Another court listed additional factors: (1) quality of the debtor’s current patient care; (2) debtor’s financial ability to maintain quality care; (3) whether the debtor has an internal ombudsman program; and (4) level of oversight of the debtor by governmental and professional association programs.

Additionally, secured lenders often demand the appointment of chief restructuring officers (CRO) as a condition to the lender providing consensual funding for reorganization. The CRO manages the bankruptcy process, but their duties can overlap with the ombudsman. Ideally, the CRO will have demonstrable skills to reduce the likelihood of an ombudsman being appointed.

How the bidding process works

How do you win a bid in a bankruptcy auction? It’s simple — bid better than anybody else.

But a bid can be better without being higher, provided the bidder is better capitalized and is fully financed without contingencies — such as licensability.
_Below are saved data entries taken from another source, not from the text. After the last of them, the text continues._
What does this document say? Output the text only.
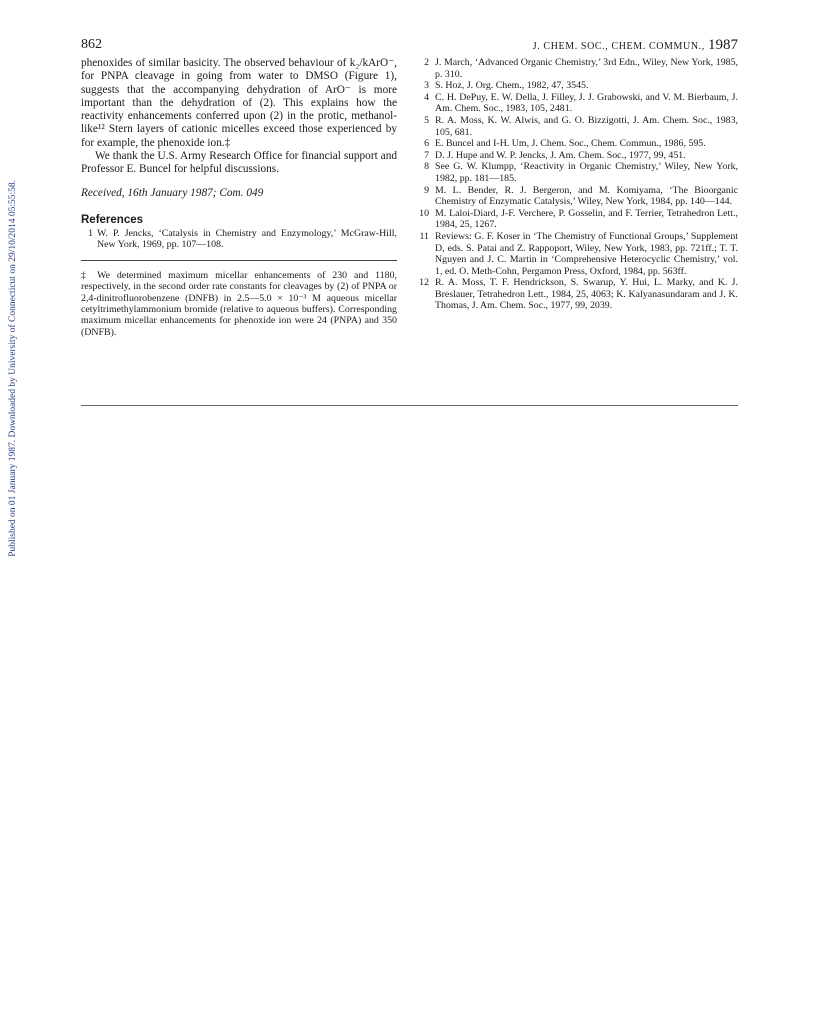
862	J. CHEM. SOC., CHEM. COMMUN., 1987
Published on 01 January 1987. Downloaded by University of Connecticut on 29/10/2014 05:55:58.

phenoxides of similar basicity. The observed behaviour of k₂/kArO⁻, for PNPA cleavage in going from water to DMSO (Figure 1), suggests that the accompanying dehydration of ArO⁻ is more important than the dehydration of (2). This explains how the reactivity enhancements conferred upon (2) in the protic, methanol-like¹² Stern layers of cationic micelles exceed those experienced by for example, the phenoxide ion.‡

We thank the U.S. Army Research Office for financial support and Professor E. Buncel for helpful discussions.

Received, 16th January 1987; Com. 049
References

1 W. P. Jencks, ‘Catalysis in Chemistry and Enzymology,’ McGraw-Hill, New York, 1969, pp. 107—108.

‡ We determined maximum micellar enhancements of 230 and 1180, respectively, in the second order rate constants for cleavages by (2) of PNPA or 2,4-dinitrofluorobenzene (DNFB) in 2.5—5.0 × 10⁻³ M aqueous micellar cetyltrimethylammonium bromide (relative to aqueous buffers). Corresponding maximum micellar enhancements for phenoxide ion were 24 (PNPA) and 350 (DNFB).

2 J. March, ‘Advanced Organic Chemistry,’ 3rd Edn., Wiley, New York, 1985, p. 310.

3 S. Hoz, J. Org. Chem., 1982, 47, 3545.

4 C. H. DePuy, E. W. Della, J. Filley, J. J. Grabowski, and V. M. Bierbaum, J. Am. Chem. Soc., 1983, 105, 2481.

5 R. A. Moss, K. W. Alwis, and G. O. Bizzigotti, J. Am. Chem. Soc., 1983, 105, 681.

6 E. Buncel and I-H. Um, J. Chem. Soc., Chem. Commun., 1986, 595.

7 D. J. Hupe and W. P. Jencks, J. Am. Chem. Soc., 1977, 99, 451.

8 See G. W. Klumpp, ‘Reactivity in Organic Chemistry,’ Wiley, New York, 1982, pp. 181—185.

9 M. L. Bender, R. J. Bergeron, and M. Komiyama, ‘The Bioorganic Chemistry of Enzymatic Catalysis,’ Wiley, New York, 1984, pp. 140—144.

10 M. Laloi-Diard, J-F. Verchere, P. Gosselin, and F. Terrier, Tetrahedron Lett., 1984, 25, 1267.

11 Reviews: G. F. Koser in ‘The Chemistry of Functional Groups,’ Supplement D, eds. S. Patai and Z. Rappoport, Wiley, New York, 1983, pp. 721ff.; T. T. Nguyen and J. C. Martin in ‘Comprehensive Heterocyclic Chemistry,’ vol. 1, ed. O. Meth-Cohn, Pergamon Press, Oxford, 1984, pp. 563ff.

12 R. A. Moss, T. F. Hendrickson, S. Swarup, Y. Hui, L. Marky, and K. J. Breslauer, Tetrahedron Lett., 1984, 25, 4063; K. Kalyanasundaram and J. K. Thomas, J. Am. Chem. Soc., 1977, 99, 2039.
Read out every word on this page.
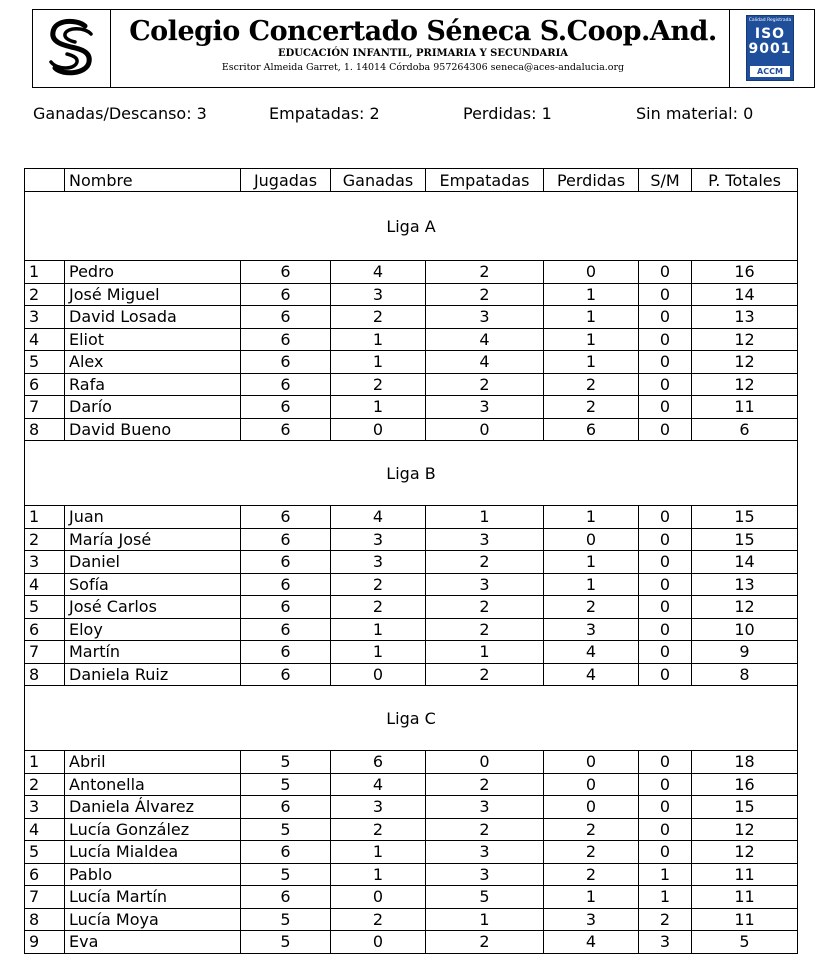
Colegio Concertado Séneca S.Coop.And.
EDUCACIÓN INFANTIL, PRIMARIA Y SECUNDARIA
Escritor Almeida Garret, 1. 14014 Córdoba 957264306 seneca@aces-andalucia.org
Calidad Registrada
ISO
9001
ACCM
Ganadas/Descanso: 3	Empatadas: 2	Perdidas: 1	Sin material: 0
	Nombre	Jugadas	Ganadas	Empatadas	Perdidas	S/M	P. Totales
Liga A							
1	Pedro	6	4	2	0	0	16
2	José Miguel	6	3	2	1	0	14
3	David Losada	6	2	3	1	0	13
4	Eliot	6	1	4	1	0	12
5	Alex	6	1	4	1	0	12
6	Rafa	6	2	2	2	0	12
7	Darío	6	1	3	2	0	11
8	David Bueno	6	0	0	6	0	6
Liga B							
1	Juan	6	4	1	1	0	15
2	María José	6	3	3	0	0	15
3	Daniel	6	3	2	1	0	14
4	Sofía	6	2	3	1	0	13
5	José Carlos	6	2	2	2	0	12
6	Eloy	6	1	2	3	0	10
7	Martín	6	1	1	4	0	9
8	Daniela Ruiz	6	0	2	4	0	8
Liga C							
1	Abril	5	6	0	0	0	18
2	Antonella	5	4	2	0	0	16
3	Daniela Álvarez	6	3	3	0	0	15
4	Lucía González	5	2	2	2	0	12
5	Lucía Mialdea	6	1	3	2	0	12
6	Pablo	5	1	3	2	1	11
7	Lucía Martín	6	0	5	1	1	11
8	Lucía Moya	5	2	1	3	2	11
9	Eva	5	0	2	4	3	5
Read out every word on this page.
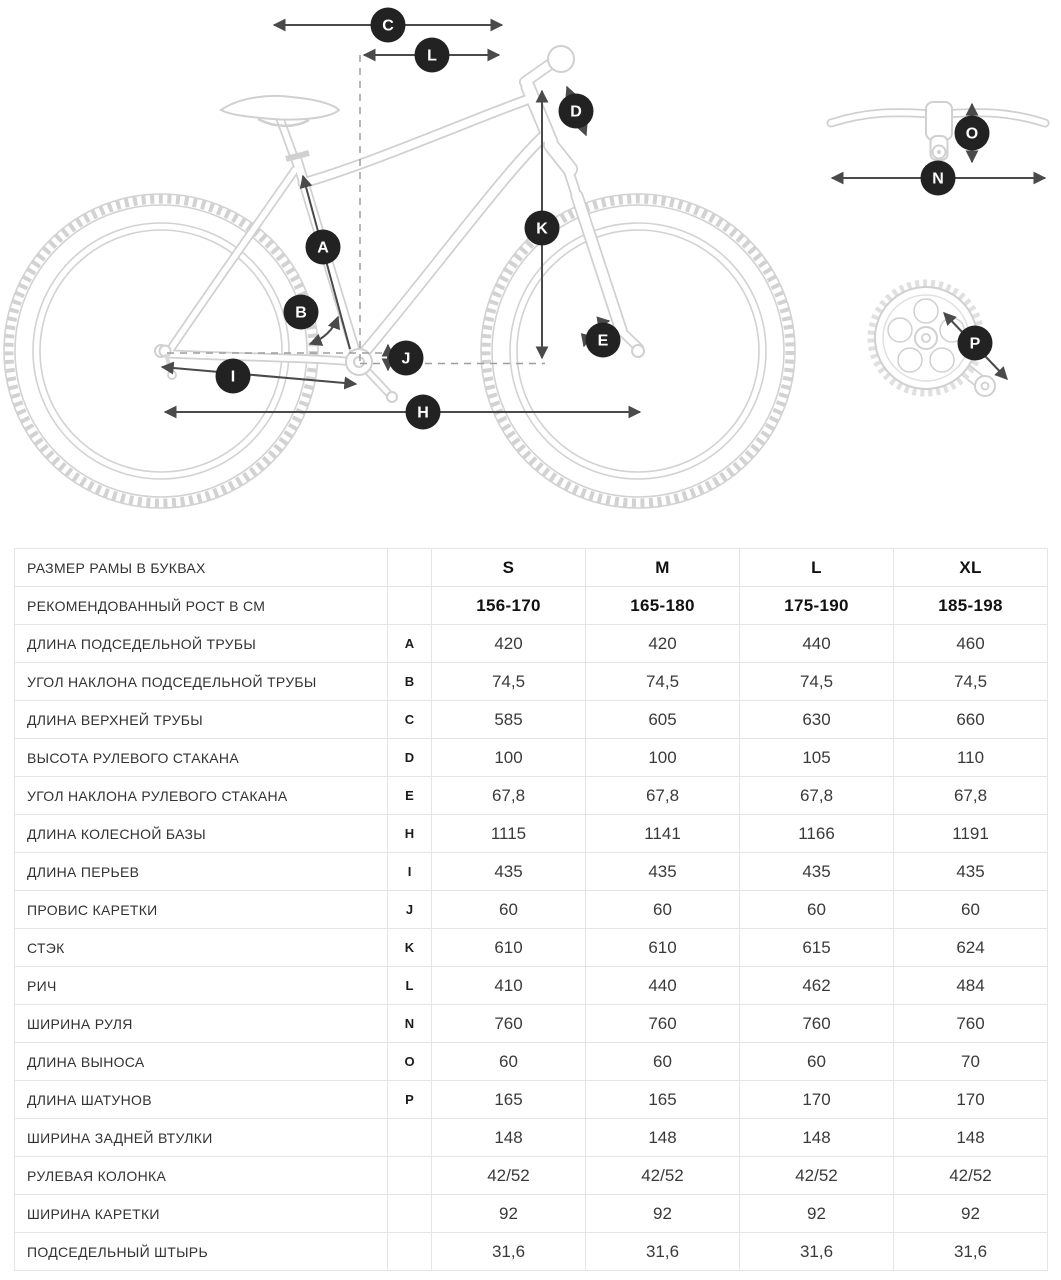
C
L
D
K
A
B
E
J
I
H
O
N
P
РАЗМЕР РАМЫ В БУКВАХ		S	M	L	XL
РЕКОМЕНДОВАННЫЙ РОСТ В СМ		156-170	165-180	175-190	185-198
ДЛИНА ПОДСЕДЕЛЬНОЙ ТРУБЫ	A	420	420	440	460
УГОЛ НАКЛОНА ПОДСЕДЕЛЬНОЙ ТРУБЫ	B	74,5	74,5	74,5	74,5
ДЛИНА ВЕРХНЕЙ ТРУБЫ	C	585	605	630	660
ВЫСОТА РУЛЕВОГО СТАКАНА	D	100	100	105	110
УГОЛ НАКЛОНА РУЛЕВОГО СТАКАНА	E	67,8	67,8	67,8	67,8
ДЛИНА КОЛЕСНОЙ БАЗЫ	H	1115	1141	1166	1191
ДЛИНА ПЕРЬЕВ	I	435	435	435	435
ПРОВИС КАРЕТКИ	J	60	60	60	60
СТЭК	K	610	610	615	624
РИЧ	L	410	440	462	484
ШИРИНА РУЛЯ	N	760	760	760	760
ДЛИНА ВЫНОСА	O	60	60	60	70
ДЛИНА ШАТУНОВ	P	165	165	170	170
ШИРИНА ЗАДНЕЙ ВТУЛКИ		148	148	148	148
РУЛЕВАЯ КОЛОНКА		42/52	42/52	42/52	42/52
ШИРИНА КАРЕТКИ		92	92	92	92
ПОДСЕДЕЛЬНЫЙ ШТЫРЬ		31,6	31,6	31,6	31,6
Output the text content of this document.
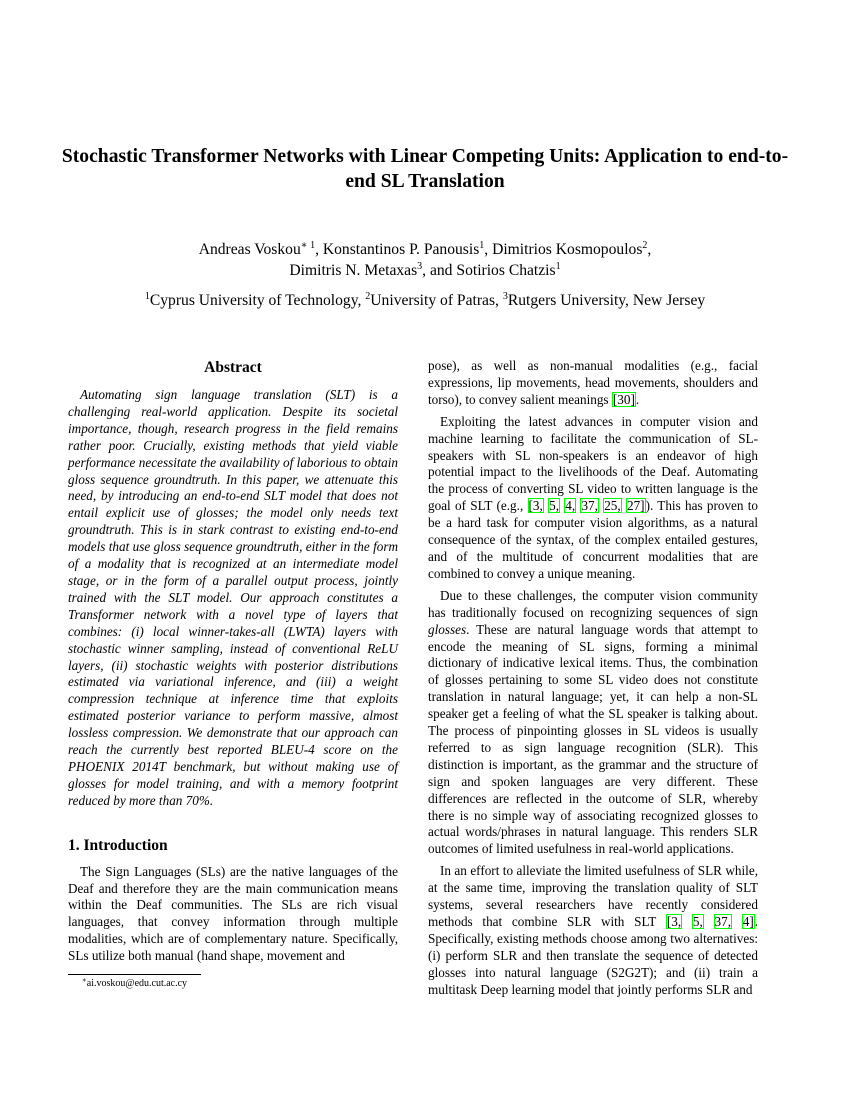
Stochastic Transformer Networks with Linear Competing Units: Application to end-to-end SL Translation
Andreas Voskou$^{∗ 1}$, Konstantinos P. Panousis$^1$, Dimitrios Kosmopoulos$^2$,
Dimitris N. Metaxas$^3$, and Sotirios Chatzis$^1$
$^1$Cyprus University of Technology, $^2$University of Patras, $^3$Rutgers University, New Jersey
Abstract

Automating sign language translation (SLT) is a challenging real-world application. Despite its societal importance, though, research progress in the field remains rather poor. Crucially, existing methods that yield viable performance necessitate the availability of laborious to obtain gloss sequence groundtruth. In this paper, we attenuate this need, by introducing an end-to-end SLT model that does not entail explicit use of glosses; the model only needs text groundtruth. This is in stark contrast to existing end-to-end models that use gloss sequence groundtruth, either in the form of a modality that is recognized at an intermediate model stage, or in the form of a parallel output process, jointly trained with the SLT model. Our approach constitutes a Transformer network with a novel type of layers that combines: (i) local winner-takes-all (LWTA) layers with stochastic winner sampling, instead of conventional ReLU layers, (ii) stochastic weights with posterior distributions estimated via variational inference, and (iii) a weight compression technique at inference time that exploits estimated posterior variance to perform massive, almost lossless compression. We demonstrate that our approach can reach the currently best reported BLEU-4 score on the PHOENIX 2014T benchmark, but without making use of glosses for model training, and with a memory footprint reduced by more than 70%.

1. Introduction

The Sign Languages (SLs) are the native languages of the Deaf and therefore they are the main communication means within the Deaf communities. The SLs are rich visual languages, that convey information through multiple modalities, which are of complementary nature. Specifically, SLs utilize both manual (hand shape, movement and

pose), as well as non-manual modalities (e.g., facial expressions, lip movements, head movements, shoulders and torso), to convey salient meanings [30].

Exploiting the latest advances in computer vision and machine learning to facilitate the communication of SL-speakers with SL non-speakers is an endeavor of high potential impact to the livelihoods of the Deaf. Automating the process of converting SL video to written language is the goal of SLT (e.g., [3, 5, 4, 37, 25, 27]). This has proven to be a hard task for computer vision algorithms, as a natural consequence of the syntax, of the complex entailed gestures, and of the multitude of concurrent modalities that are combined to convey a unique meaning.

Due to these challenges, the computer vision community has traditionally focused on recognizing sequences of sign glosses. These are natural language words that attempt to encode the meaning of SL signs, forming a minimal dictionary of indicative lexical items. Thus, the combination of glosses pertaining to some SL video does not constitute translation in natural language; yet, it can help a non-SL speaker get a feeling of what the SL speaker is talking about. The process of pinpointing glosses in SL videos is usually referred to as sign language recognition (SLR). This distinction is important, as the grammar and the structure of sign and spoken languages are very different. These differences are reflected in the outcome of SLR, whereby there is no simple way of associating recognized glosses to actual words/phrases in natural language. This renders SLR outcomes of limited usefulness in real-world applications.

In an effort to alleviate the limited usefulness of SLR while, at the same time, improving the translation quality of SLT systems, several researchers have recently considered methods that combine SLR with SLT [3, 5, 37, 4]. Specifically, existing methods choose among two alternatives: (i) perform SLR and then translate the sequence of detected glosses into natural language (S2G2T); and (ii) train a multitask Deep learning model that jointly performs SLR and

∗ai.voskou@edu.cut.ac.cy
In bankruptcy cases involving health care, courts may also consider the importance of preserving the provider’s services to the community. Prior penalties, historic quality of care and preferences of regulators regarding the bidder also may be factors.

How automatic stays work

The automatic stay (equal to an injunction) stops litigation against a debtor upon commencement of Chapter 11, with an exception being police and regulatory matters. Regulators cannot continue collection efforts for a civil or monetary penalty. But state and federal regulators will continue many of their functions as if the Chapter 11 case had not started.

With respect to health care bankruptcies, the automatic stay does not apply to recoupment. Thus, the government may exercise its right of recoupment without court approval.

How to build a budget

A debtor’s bank will require a 13-week budget. It should include a line item for a potential ombudsman’s fees and project anticipated reimbursement delays, increased payroll or other costs to bring care up to par, likely recoupments and costs of remediation or repairs required or requested by the ombudsman or by regulators.

It’s also important to understand how privacy law applies. Several non-bankruptcy laws protect patient privacy (e.g., the Health Insurance Portability and Accountability Act of 1996) and debtors must continue to comply with these laws once they file for bankruptcy. The potential compliance costs in the event of closure should be included in the budget as a contingency item.

If a healthcare business will close, it must transfer patients to another facility subject to regulatory oversight. The costs incurred in notifying patients of the impending destruction of their records as well as the closure costs must be funded. If the debtor is administratively insolvent, the costs of destroying these records potentially could be surcharged against a lender’s collateral.

It is best to have a contingency line item in the 13-week budget for potential closure-related costs with an agreed upon cap. However, the lender may require a reserve from funds otherwise available to the debtor.

How to deal with investigations

A principal function of a creditors committee is investigating debtor’s financial and business affairs. A committee investigation can delve into such matters as inter-company transactions, common management, insider transactions, related-party transactions, sale/leaseback of real estate, prior shareholder withdrawals, pre-bankruptcy sponsor or management fees and whether COVID-19 was the primary cause or only the precipitating cause of bankruptcy. It is important for management to do a self-analysis of these issues because they may become the creditors’ leverage points in future negotiations. The risk of paying back funds to the estate (and the costs associated with such litigation) to settle with creditors in chapter 11 should be weighed in pre-bankruptcy workout negotiations intended to avoid Chapter 11.

Chapter 11 for healthcare facilities requires unique planning because of the additional parties in interest at the negotiating table. The likely demands and requirements of each of them (and their underlying motivation) must be anticipated in advance to avoid business disruption, loss of management credibility, delay in emerging from bankruptcy protection and closure.

Kenneth A. Rosen is the New York-based partner and chair of the Bankruptcy, Financial Reorganization & Creditors’ Rights practice group at law firm Lowenstein Sandler.